O segundo fator a acirrar a concorrência é o preço. Na indústria farmacêutica tradicional, 75% dos medicamentos têm preço controlado pelo governo. “Temos tido um percentual de reajuste abaixo da inflação. Isso reduz a rentabilidade do setor e limita os investimentos e a inovação”, afirma Mussolini. No setor de magistrais ou personalizados, o preço pesa menos. “Nem sempre é mais barato, mas é competitivo porque o medicamento magistral trabalha com outros atributos, como o fato de ser natural, individualizado, integrativo”, afirma Padilla. “É uma briga grande com a indústria tradicional, grande e política. O fato de nossas fórmulas não exigirem registro como os outros é tecnicamente justificável”, afirma Cláudia Coral.

As fórmulas magistrais seguem as exigências de um formulário nacional ou internacional reconhecido pela Anvisa. Muitas vezes o embate chega ao Congresso Nacional, onde ocorre uma das principais batalhas para proibir a atuação dos magistrais ou o uso de alguns insumos, acusados de causar malefícios à saúde, como os anorexígenos. Na maioria das vezes, porém, a guerra ocorre na Anvisa. Uma das questões foi a publicidade dos medicamentos e das farmácias magistrais. A questão fez a Anvisa editar uma resolução, em 2008, e uma cartilha sobre o tema.

A mudança de comportamento das pessoas diante do fenômeno da longevidade, porém, é o grande aliado do mercado de magistrais. Envelhecimento saudável, bem-estar, desintoxicação e alimentação natural são conceitos cada vez mais presentes nos consultórios médicos e “ninguém quer se encher de remédio”, como se repete por todos os lados. “Toda a minha prescrição se dá com medicamentos manipulados ou individualizados”, afirma o nutrólogo Theo Webert, especializado em prevenção e qualidade de vida. “A junção de alguns ativos é cada vez mais eficaz. A longevidade estimula o menor uso de medicamentos em busca de uma vida mais saudável pelo maior tempo possível.”
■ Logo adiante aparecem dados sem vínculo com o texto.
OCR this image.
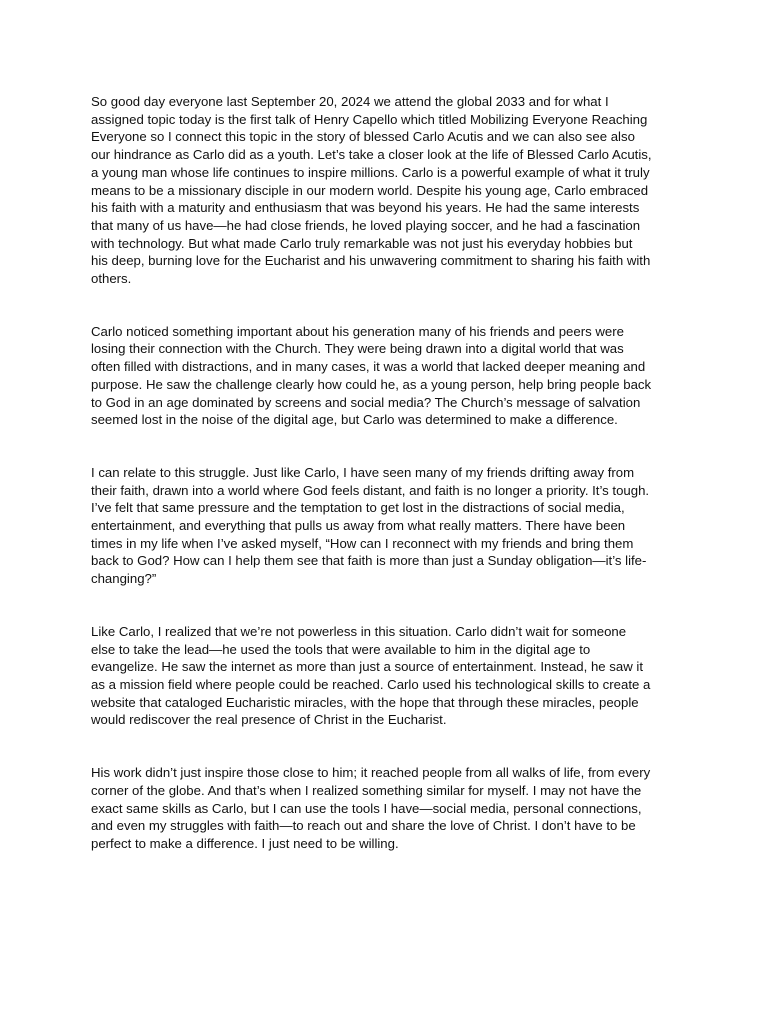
So good day everyone last September 20, 2024 we attend the global 2033 and for what I
assigned topic today is the first talk of Henry Capello which titled Mobilizing Everyone Reaching
Everyone so I connect this topic in the story of blessed Carlo Acutis and we can also see also
our hindrance as Carlo did as a youth. Let’s take a closer look at the life of Blessed Carlo Acutis,
a young man whose life continues to inspire millions. Carlo is a powerful example of what it truly
means to be a missionary disciple in our modern world. Despite his young age, Carlo embraced
his faith with a maturity and enthusiasm that was beyond his years. He had the same interests
that many of us have—he had close friends, he loved playing soccer, and he had a fascination
with technology. But what made Carlo truly remarkable was not just his everyday hobbies but
his deep, burning love for the Eucharist and his unwavering commitment to sharing his faith with
others.

Carlo noticed something important about his generation many of his friends and peers were
losing their connection with the Church. They were being drawn into a digital world that was
often filled with distractions, and in many cases, it was a world that lacked deeper meaning and
purpose. He saw the challenge clearly how could he, as a young person, help bring people back
to God in an age dominated by screens and social media? The Church’s message of salvation
seemed lost in the noise of the digital age, but Carlo was determined to make a difference.

I can relate to this struggle. Just like Carlo, I have seen many of my friends drifting away from
their faith, drawn into a world where God feels distant, and faith is no longer a priority. It’s tough.
I’ve felt that same pressure and the temptation to get lost in the distractions of social media,
entertainment, and everything that pulls us away from what really matters. There have been
times in my life when I’ve asked myself, “How can I reconnect with my friends and bring them
back to God? How can I help them see that faith is more than just a Sunday obligation—it’s life-
changing?”

Like Carlo, I realized that we’re not powerless in this situation. Carlo didn’t wait for someone
else to take the lead—he used the tools that were available to him in the digital age to
evangelize. He saw the internet as more than just a source of entertainment. Instead, he saw it
as a mission field where people could be reached. Carlo used his technological skills to create a
website that cataloged Eucharistic miracles, with the hope that through these miracles, people
would rediscover the real presence of Christ in the Eucharist.

His work didn’t just inspire those close to him; it reached people from all walks of life, from every
corner of the globe. And that’s when I realized something similar for myself. I may not have the
exact same skills as Carlo, but I can use the tools I have—social media, personal connections,
and even my struggles with faith—to reach out and share the love of Christ. I don’t have to be
perfect to make a difference. I just need to be willing.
O sinal da estreita correlação entre o envelhecimento populacional e o segmento de magistrais são as especialidades médicas que mais prescrevem esse tipo de medicamento. Em primeiro lugar, dermatologistas (70%), seguidos de ortopedistas (27%, sobretudo para artrite e artrose), endocrinologistas (25%), nutricionistas (23%) e cardiologistas (22%), segundo pesquisa da Anfarmag. Esse quadro segue a tendência de países mais envelhecidos que o Brasil, onde esse mercado também tem crescido, como Alemanha (20%), Polônia (7%), República Tcheca (20%) e Holanda (7%), segundo dados da Fagron.
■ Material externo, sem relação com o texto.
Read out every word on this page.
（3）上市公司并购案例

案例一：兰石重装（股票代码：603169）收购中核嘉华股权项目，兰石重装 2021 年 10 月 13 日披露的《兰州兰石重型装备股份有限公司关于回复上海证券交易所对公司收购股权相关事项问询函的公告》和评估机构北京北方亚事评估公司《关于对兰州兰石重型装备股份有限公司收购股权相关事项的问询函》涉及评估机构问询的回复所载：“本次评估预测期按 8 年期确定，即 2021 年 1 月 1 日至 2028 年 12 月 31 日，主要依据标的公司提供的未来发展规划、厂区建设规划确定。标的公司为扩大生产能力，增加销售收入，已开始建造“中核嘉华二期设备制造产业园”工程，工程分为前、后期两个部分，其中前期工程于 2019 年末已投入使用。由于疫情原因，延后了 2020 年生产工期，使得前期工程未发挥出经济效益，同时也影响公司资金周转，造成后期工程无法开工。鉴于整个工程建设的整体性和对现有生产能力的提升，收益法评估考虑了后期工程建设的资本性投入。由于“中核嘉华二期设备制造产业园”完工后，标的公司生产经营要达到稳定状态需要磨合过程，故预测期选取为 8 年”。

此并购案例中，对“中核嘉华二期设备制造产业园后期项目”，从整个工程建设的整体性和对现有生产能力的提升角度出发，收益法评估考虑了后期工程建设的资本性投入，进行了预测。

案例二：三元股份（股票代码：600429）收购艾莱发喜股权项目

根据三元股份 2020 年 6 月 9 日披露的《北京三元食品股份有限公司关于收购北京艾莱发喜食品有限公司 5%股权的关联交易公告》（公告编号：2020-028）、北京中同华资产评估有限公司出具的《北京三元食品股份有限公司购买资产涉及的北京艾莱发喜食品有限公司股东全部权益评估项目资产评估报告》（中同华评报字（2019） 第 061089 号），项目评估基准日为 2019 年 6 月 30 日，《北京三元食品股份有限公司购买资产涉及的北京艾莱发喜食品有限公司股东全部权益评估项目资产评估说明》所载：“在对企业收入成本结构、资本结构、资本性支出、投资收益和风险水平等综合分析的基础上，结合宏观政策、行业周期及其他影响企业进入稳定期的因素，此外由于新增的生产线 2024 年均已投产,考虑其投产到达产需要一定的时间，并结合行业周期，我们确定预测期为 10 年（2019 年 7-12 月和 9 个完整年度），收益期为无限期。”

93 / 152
O Brasil tem hoje 14,4% de sua população com mais de 60 anos, e as projeções do IBGE dão conta de o país atingir em torno de 30% em 2050. A evolução de um nicho como o dos medicamentospersonalizados é apenas um exemplo das transformações suscitas pela nova dinâmica demográfica que transformará “todos os setores da economia”, como afirma o relatório Growing Europe Silver Economy (Desenvolvendo a Economia da Longevidade da Europa), publicado pela Comissão Europeia, em 2015. Vários setores já perceberam que o novo perfil demográfico do país é uma fonte de geração de valor. Mas, como sempre, é preciso estar sensível para essa grande revolução.